The following list of 7 ways to avoid oneness theft on social media networks:
1. Detain your personal information private: The previous year’s reputation – 2012 Identity Fraud Report – by Javelin included social media behaviors, and found that of the plebeians with public social media profiles, 68 percent shared their birthday information, 45 percent concerning them included their full innate date; 63 procent shared their acute college name; 18 percent shared their phone number; and 12 percent shared their pet’s name.
It is always better to omit information about yourself quite than include it on your social media. Just because there is an option to include your usual city doesn’t mean you have to. Instead, pick to include a generalized version of that information or no intelligence at all. For example, San Francisco Bay Area is a general option for Burlingame, CA. It still gives some information, but makes it a little more difficult to device out your zip code or place address.
2. Set strict privacy settings: Go into the settings for your Facebook, Twitter, Google+, Pinterest, Instagram and Linkedin, and edit your privacy settings.
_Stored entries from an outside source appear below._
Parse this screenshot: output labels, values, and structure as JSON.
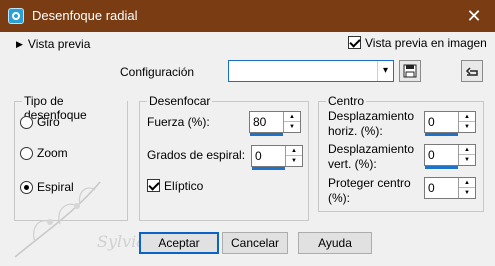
{
  "window": {
    "title": "Desenfoque radial",
    "close_icon": "close-icon"
  },
  "preview": {
    "toggle_label": "Vista previa",
    "show_in_image_label": "Vista previa en imagen",
    "show_in_image_checked": true
  },
  "configuration": {
    "label": "Configuración",
    "value": "",
    "save_icon": "save-icon",
    "reset_icon": "reset-icon"
  },
  "blur_type": {
    "title": "Tipo de desenfoque",
    "options": [
      {
        "label": "Giro",
        "selected": false
      },
      {
        "label": "Zoom",
        "selected": false
      },
      {
        "label": "Espiral",
        "selected": true
      }
    ]
  },
  "blur": {
    "title": "Desenfocar",
    "strength_label": "Fuerza (%):",
    "strength_value": "80",
    "spiral_degrees_label": "Grados de espiral:",
    "spiral_degrees_value": "0",
    "elliptical_label": "Elíptico",
    "elliptical_checked": true
  },
  "center": {
    "title": "Centro",
    "horiz_label": "Desplazamiento horiz. (%):",
    "horiz_value": "0",
    "vert_label": "Desplazamiento vert. (%):",
    "vert_value": "0",
    "protect_label": "Proteger centro (%):",
    "protect_value": "0"
  },
  "buttons": {
    "ok": "Aceptar",
    "cancel": "Cancelar",
    "help": "Ayuda"
  },
  "watermark": {
    "text": "Sylviane"
  },
  "colors": {
    "titlebar": "#7a3c12",
    "accent": "#1e73c9",
    "background": "#f0f0f0"
  }
}
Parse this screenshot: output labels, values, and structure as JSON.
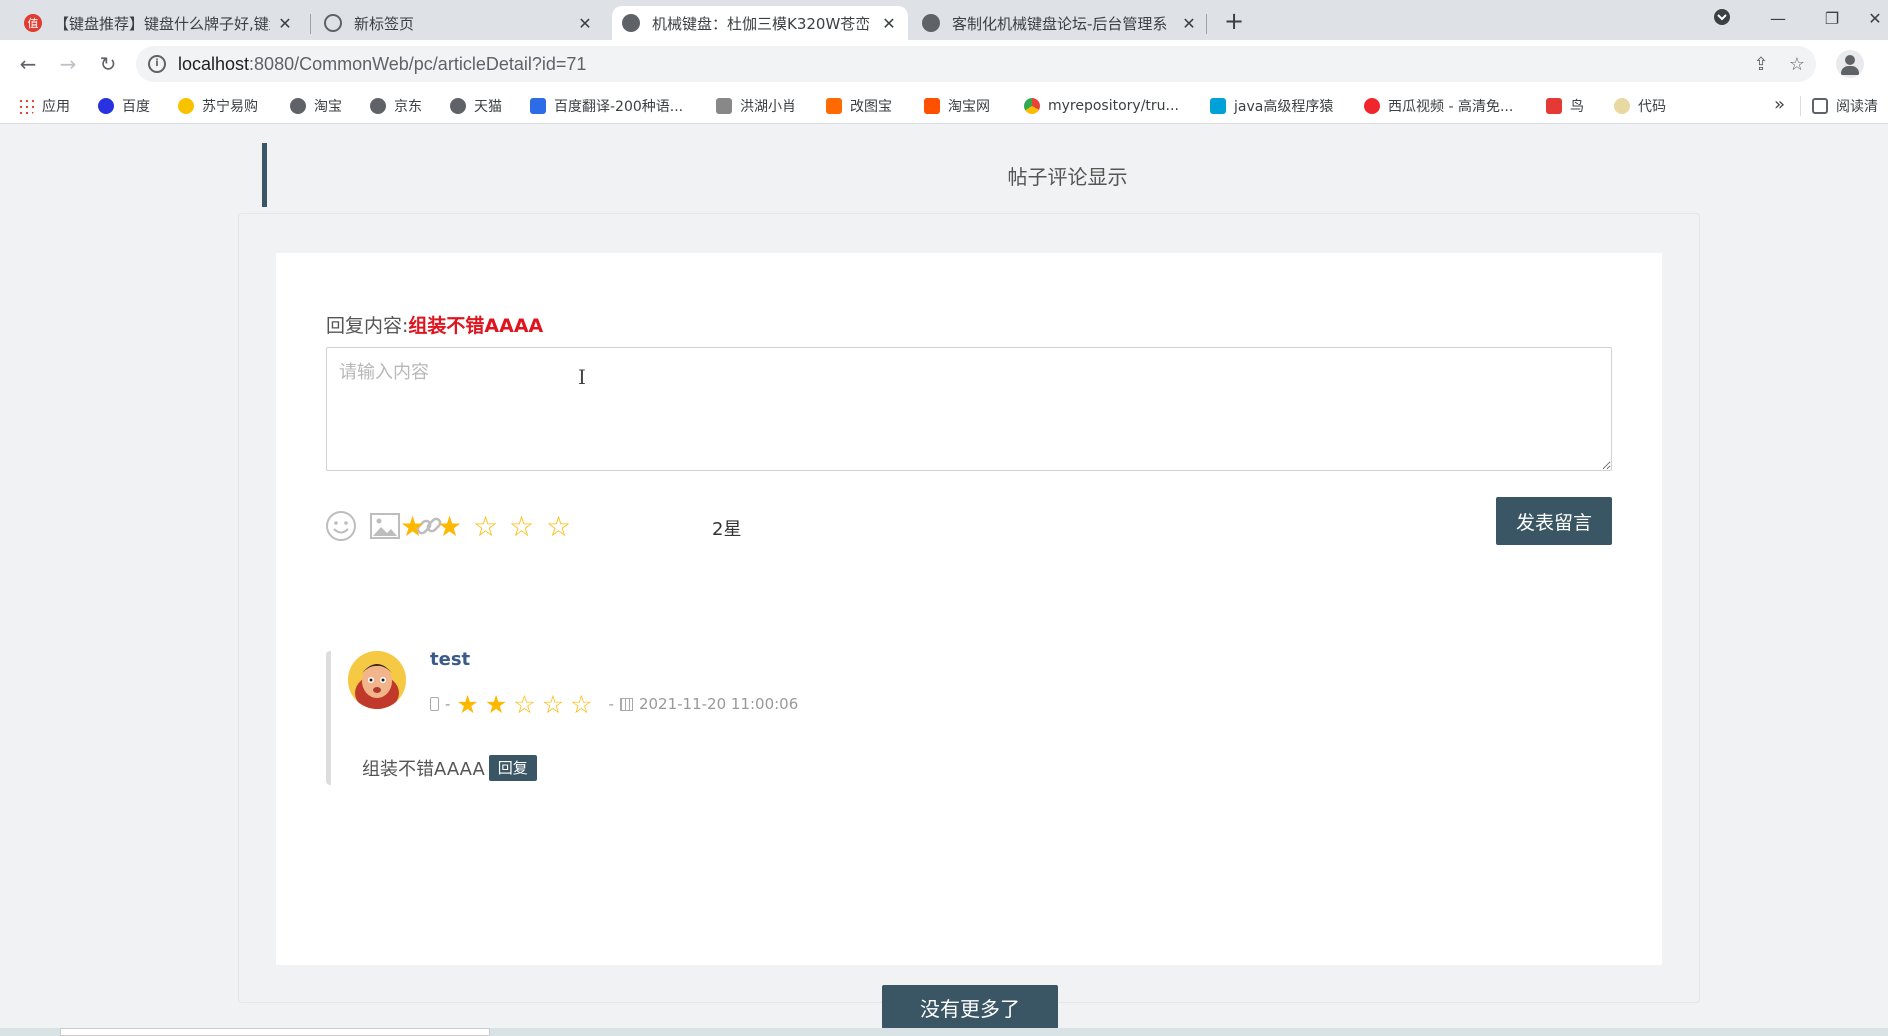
{
  "browser": {
    "tabs": [
      {
        "title": "【键盘推荐】键盘什么牌子好,键盘",
        "favicon_letter": "值",
        "favicon_color": "#e03c31",
        "active": false
      },
      {
        "title": "新标签页",
        "favicon_letter": "",
        "favicon_color": "#5f6368",
        "active": false
      },
      {
        "title": "机械键盘：杜伽三模K320W苍峦",
        "favicon_letter": "",
        "favicon_color": "#5f6368",
        "active": true
      },
      {
        "title": "客制化机械键盘论坛-后台管理系",
        "favicon_letter": "",
        "favicon_color": "#5f6368",
        "active": false
      }
    ],
    "url_host": "localhost",
    "url_rest": ":8080/CommonWeb/pc/articleDetail?id=71",
    "bookmarks": [
      {
        "label": "应用",
        "color": "#4285f4"
      },
      {
        "label": "百度",
        "color": "#2932e1"
      },
      {
        "label": "苏宁易购",
        "color": "#f9c200"
      },
      {
        "label": "淘宝",
        "color": "#5f6368"
      },
      {
        "label": "京东",
        "color": "#5f6368"
      },
      {
        "label": "天猫",
        "color": "#5f6368"
      },
      {
        "label": "百度翻译-200种语...",
        "color": "#2e6be6"
      },
      {
        "label": "洪湖小肖",
        "color": "#888888"
      },
      {
        "label": "改图宝",
        "color": "#ff6a00"
      },
      {
        "label": "淘宝网",
        "color": "#ff5000"
      },
      {
        "label": "myrepository/tru...",
        "color": "#1aa260"
      },
      {
        "label": "java高级程序猿",
        "color": "#00a1d6"
      },
      {
        "label": "西瓜视频 - 高清免...",
        "color": "#f0262c"
      },
      {
        "label": "鸟",
        "color": "#e53935"
      },
      {
        "label": "代码",
        "color": "#e8d9a0"
      },
      {
        "label": "阅读清",
        "color": "#5f6368"
      }
    ]
  },
  "page": {
    "section_title": "帖子评论显示",
    "reply_prefix": "回复内容:",
    "reply_target": "组装不错AAAA",
    "textarea_placeholder": "请输入内容",
    "rating_stars": 2,
    "rating_max": 5,
    "rating_text": "2星",
    "submit_label": "发表留言",
    "comment": {
      "user": "test",
      "rating_stars": 2,
      "time": "2021-11-20 11:00:06",
      "text": "组装不错AAAA",
      "reply_label": "回复"
    },
    "more_label": "没有更多了"
  },
  "colors": {
    "accent": "#3a5665",
    "star": "#ffb800",
    "highlight": "#e0141e"
  }
}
Make sure you make all of your personal information — such as your birthday, current location, workplace, etc. — private or visible to only your friends. When your privacy settings are better lenient, you’re giving strangers easy access to all of your information.
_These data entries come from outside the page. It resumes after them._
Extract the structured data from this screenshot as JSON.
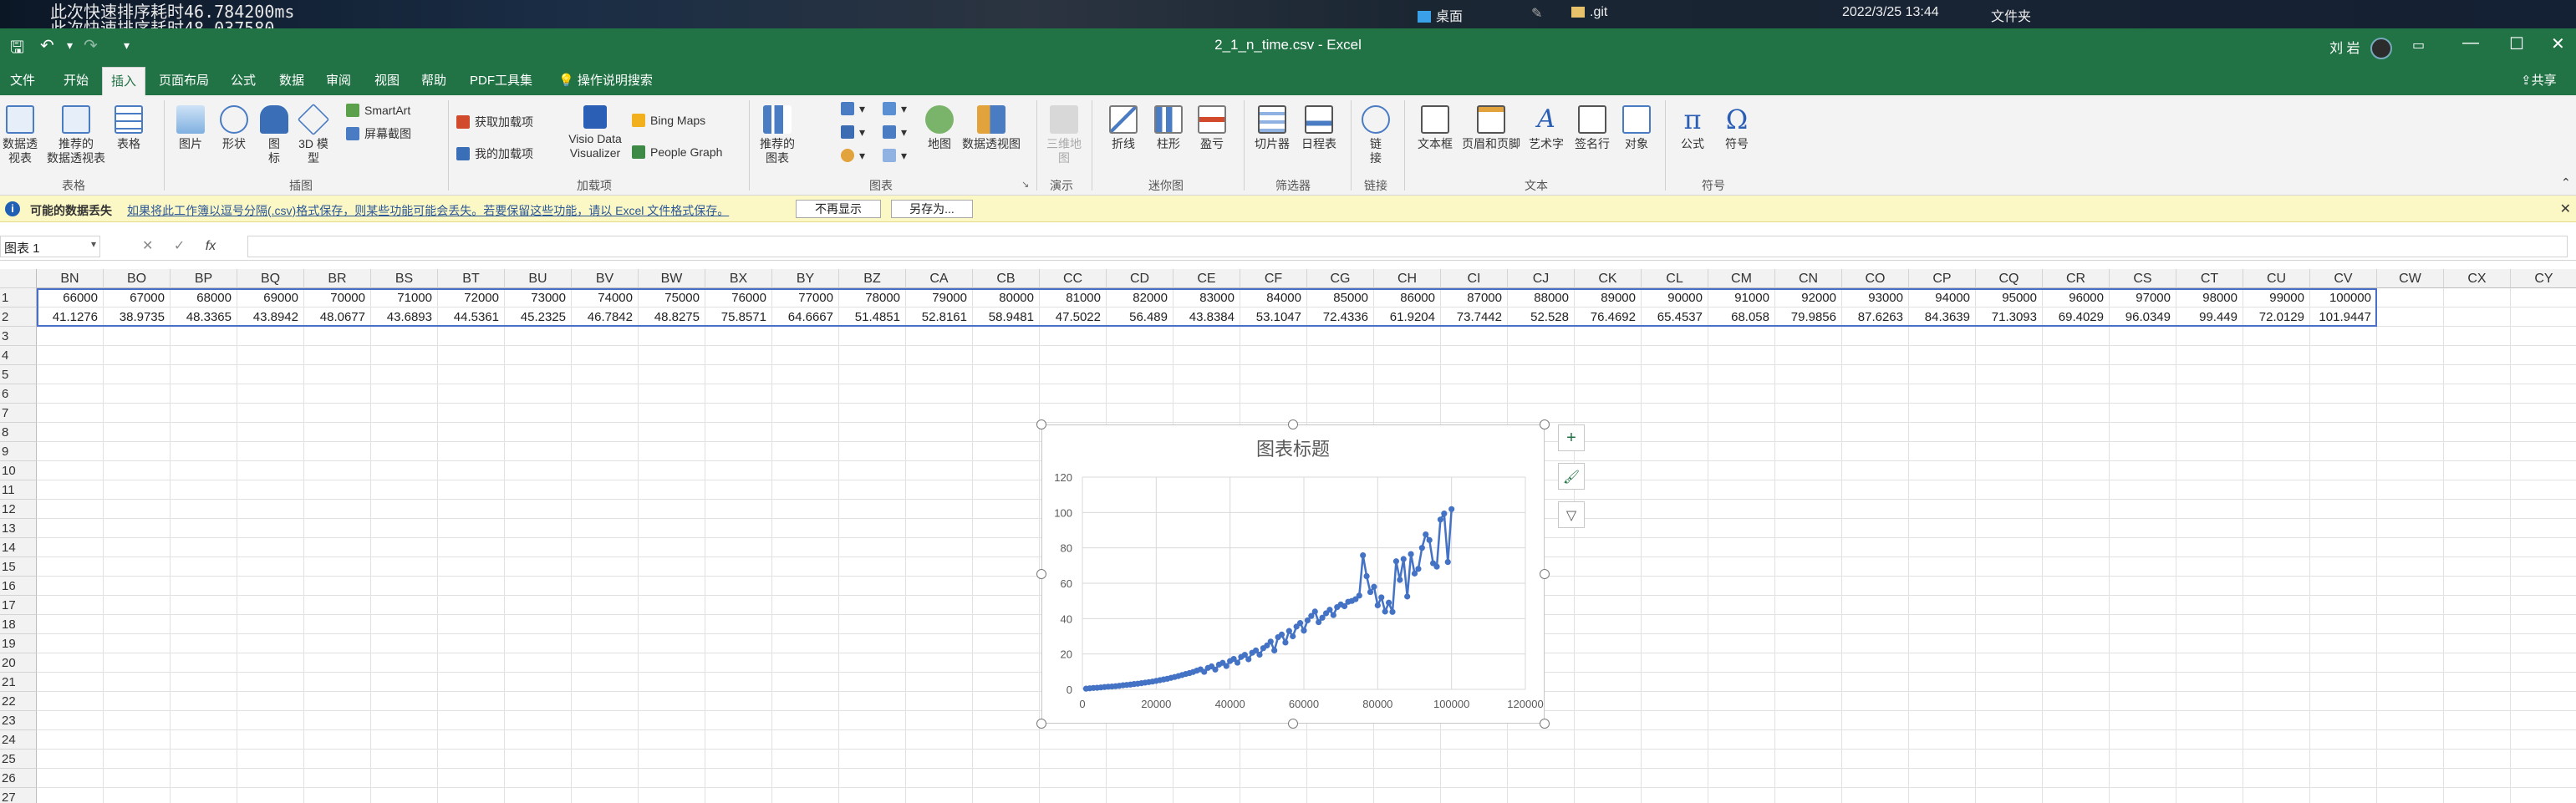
{
  "taskbar": {
    "terminal_line1": "此次快速排序耗时46.784200ms",
    "terminal_line2": "此次快速排序耗时48.037580",
    "desktop_label": "桌面",
    "git_label": ".git",
    "datetime": "2022/3/25 13:44",
    "folder_type": "文件夹"
  },
  "titlebar": {
    "document_title": "2_1_n_time.csv  -  Excel",
    "user_name": "刘 岩",
    "share_label": "共享"
  },
  "tabs": [
    "文件",
    "开始",
    "插入",
    "页面布局",
    "公式",
    "数据",
    "审阅",
    "视图",
    "帮助",
    "PDF工具集"
  ],
  "active_tab": "插入",
  "tell_me": "操作说明搜索",
  "ribbon": {
    "pivot_table": "数据透\n视表",
    "recommended_pivot": "推荐的\n数据透视表",
    "table": "表格",
    "picture": "图片",
    "shapes": "形状",
    "icons": "图\n标",
    "models_3d": "3D 模\n型",
    "smartart": "SmartArt",
    "screenshot": "屏幕截图",
    "get_addins": "获取加载项",
    "my_addins": "我的加载项",
    "visio": "Visio Data\nVisualizer",
    "bing_maps": "Bing Maps",
    "people_graph": "People Graph",
    "recommended_charts": "推荐的\n图表",
    "maps": "地图",
    "pivot_chart": "数据透视图",
    "map_3d": "三维地\n图",
    "line": "折线",
    "column": "柱形",
    "win_loss": "盈亏",
    "slicer": "切片器",
    "timeline": "日程表",
    "link": "链\n接",
    "textbox": "文本框",
    "header_footer": "页眉和页脚",
    "wordart": "艺术字",
    "signature": "签名行",
    "object": "对象",
    "equation": "公式",
    "symbol": "符号",
    "group_tables": "表格",
    "group_illustrations": "插图",
    "group_addins": "加载项",
    "group_charts": "图表",
    "group_tours": "演示",
    "group_sparklines": "迷你图",
    "group_filters": "筛选器",
    "group_links": "链接",
    "group_text": "文本",
    "group_symbols": "符号"
  },
  "message_bar": {
    "title": "可能的数据丢失",
    "text": "如果将此工作簿以逗号分隔(.csv)格式保存，则某些功能可能会丢失。若要保留这些功能，请以 Excel 文件格式保存。",
    "dont_show": "不再显示",
    "save_as": "另存为..."
  },
  "formula_bar": {
    "name_box": "图表 1",
    "fx": "fx",
    "formula": ""
  },
  "sheet": {
    "columns": [
      "BN",
      "BO",
      "BP",
      "BQ",
      "BR",
      "BS",
      "BT",
      "BU",
      "BV",
      "BW",
      "BX",
      "BY",
      "BZ",
      "CA",
      "CB",
      "CC",
      "CD",
      "CE",
      "CF",
      "CG",
      "CH",
      "CI",
      "CJ",
      "CK",
      "CL",
      "CM",
      "CN",
      "CO",
      "CP",
      "CQ",
      "CR",
      "CS",
      "CT",
      "CU",
      "CV",
      "CW",
      "CX",
      "CY"
    ],
    "row1": [
      "66000",
      "67000",
      "68000",
      "69000",
      "70000",
      "71000",
      "72000",
      "73000",
      "74000",
      "75000",
      "76000",
      "77000",
      "78000",
      "79000",
      "80000",
      "81000",
      "82000",
      "83000",
      "84000",
      "85000",
      "86000",
      "87000",
      "88000",
      "89000",
      "90000",
      "91000",
      "92000",
      "93000",
      "94000",
      "95000",
      "96000",
      "97000",
      "98000",
      "99000",
      "100000",
      "",
      "",
      ""
    ],
    "row2": [
      "41.1276",
      "38.9735",
      "48.3365",
      "43.8942",
      "48.0677",
      "43.6893",
      "44.5361",
      "45.2325",
      "46.7842",
      "48.8275",
      "75.8571",
      "64.6667",
      "51.4851",
      "52.8161",
      "58.9481",
      "47.5022",
      "56.489",
      "43.8384",
      "53.1047",
      "72.4336",
      "61.9204",
      "73.7442",
      "52.528",
      "76.4692",
      "65.4537",
      "68.058",
      "79.9856",
      "87.6263",
      "84.3639",
      "71.3093",
      "69.4029",
      "96.0349",
      "99.449",
      "72.0129",
      "101.9447",
      "",
      "",
      ""
    ],
    "row_numbers": [
      "1",
      "2",
      "3",
      "4",
      "5",
      "6",
      "7",
      "8",
      "9",
      "10",
      "11",
      "12",
      "13",
      "14",
      "15",
      "16",
      "17",
      "18",
      "19",
      "20",
      "21",
      "22",
      "23",
      "24",
      "25",
      "26",
      "27"
    ]
  },
  "chart_data": {
    "type": "scatter",
    "title": "图表标题",
    "xlim": [
      0,
      120000
    ],
    "ylim": [
      0,
      120
    ],
    "x_ticks": [
      "0",
      "20000",
      "40000",
      "60000",
      "80000",
      "100000",
      "120000"
    ],
    "y_ticks": [
      "0",
      "20",
      "40",
      "60",
      "80",
      "100",
      "120"
    ],
    "series_color": "#4472c4",
    "grid": true,
    "x": [
      1000,
      2000,
      3000,
      4000,
      5000,
      6000,
      7000,
      8000,
      9000,
      10000,
      11000,
      12000,
      13000,
      14000,
      15000,
      16000,
      17000,
      18000,
      19000,
      20000,
      21000,
      22000,
      23000,
      24000,
      25000,
      26000,
      27000,
      28000,
      29000,
      30000,
      31000,
      32000,
      33000,
      34000,
      35000,
      36000,
      37000,
      38000,
      39000,
      40000,
      41000,
      42000,
      43000,
      44000,
      45000,
      46000,
      47000,
      48000,
      49000,
      50000,
      51000,
      52000,
      53000,
      54000,
      55000,
      56000,
      57000,
      58000,
      59000,
      60000,
      61000,
      62000,
      63000,
      64000,
      65000,
      66000,
      67000,
      68000,
      69000,
      70000,
      71000,
      72000,
      73000,
      74000,
      75000,
      76000,
      77000,
      78000,
      79000,
      80000,
      81000,
      82000,
      83000,
      84000,
      85000,
      86000,
      87000,
      88000,
      89000,
      90000,
      91000,
      92000,
      93000,
      94000,
      95000,
      96000,
      97000,
      98000,
      99000,
      100000
    ],
    "y": [
      0.4,
      0.6,
      0.8,
      0.9,
      1.1,
      1.3,
      1.5,
      1.6,
      1.8,
      2.0,
      2.3,
      2.5,
      2.7,
      3.0,
      3.2,
      3.5,
      3.8,
      4.1,
      4.4,
      4.8,
      5.2,
      5.6,
      6.0,
      6.5,
      7.0,
      7.5,
      8.1,
      8.7,
      9.2,
      9.8,
      10.6,
      11.3,
      9.9,
      12.1,
      13.0,
      11.2,
      14.0,
      15.0,
      13.2,
      16.0,
      17.2,
      15.1,
      18.3,
      19.5,
      17.0,
      20.7,
      22.0,
      19.6,
      23.3,
      24.8,
      27.0,
      22.0,
      29.5,
      31.0,
      26.5,
      33.0,
      30.0,
      35.5,
      37.5,
      33.2,
      39.0,
      41.5,
      44.0,
      38.0,
      40.5,
      43.0,
      45.0,
      42.0,
      46.5,
      48.0,
      47.0,
      49.5,
      50.0,
      51.0,
      53.0,
      75.8,
      64.0,
      55.0,
      58.0,
      47.5,
      52.0,
      44.0,
      49.0,
      43.8,
      72.4,
      61.9,
      73.7,
      52.5,
      76.5,
      65.5,
      68.1,
      80.0,
      87.6,
      84.4,
      71.3,
      69.4,
      96.0,
      99.4,
      72.0,
      101.9
    ]
  }
}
3. Don’t tag or post your specific location: Tagging or posting your specific site is an exciting feature, but not everyone needs to know where you are at all times. It makes you and your home vulnerable, especially if your profile is public. It’s fun to authorize your monde media friends associate that you’re at Disneyland with your sister, however you’re also letting everyone comprehend that you’re else than 100 miles away from your home, which makes it utilizable for break-ins.
4. Know your friends/connections: It’s important not to make you or your information unprotected to people who you have never met before in real life. Steven J.J. Weisman — lawyer, author and don at Bentley University — said that befriending people that you don’t know makes it easier for them to take the information on your social media and use it to find more information approximately you.
“These ‘friends,’ who don’t know you gain channel from your Facebook page to personalized information that often can be used to make you a victim of identity theft,” he said,” often by providing information that can permit someone to learn or reasonably guess your email address either answer your security questions.”
Don’t just add somebody as a friend since they wanted to elaborate you. There is such something as a “decline” button, connective you should use it every now and then. If someone adds you, and you’re unsure about who they are, you can always add them, then unfriend, unfollow, unconnect, etc. if you realize they’re a stranger.
5. Always log out of your social media: This is especially true when you’re using a public computer at a library or hotel. The reality is that we all have some private information on our social media — even if it’s only our name and a photo — besides you don’t want to give someone easy access to your identity.
6. Use strong passwords: Passwords are one of the keys to protecting your identity, so make them effective. Audit out this blog post to learn how to choose a secure password.
7. Use an Internet security software suite: This software protects your identity whereas you’re surfing the web or utilizing social media. Weisman said that sometimes you courage open a link or download a file included in messages from “friends,” and, without your knowledge, the link or file contains a keystroke malware program that can steal all your personal information from your computer. “You trusted the message because it came from a ‘friend,'” he said.
A way to prevent this from synchronized is to get anti-virus software that prevents, detects and removes malware to safeguard your identity safe. Most Internet security software suites come with identity theft protection features like anti-key logging, moor environments else encrypted password protection.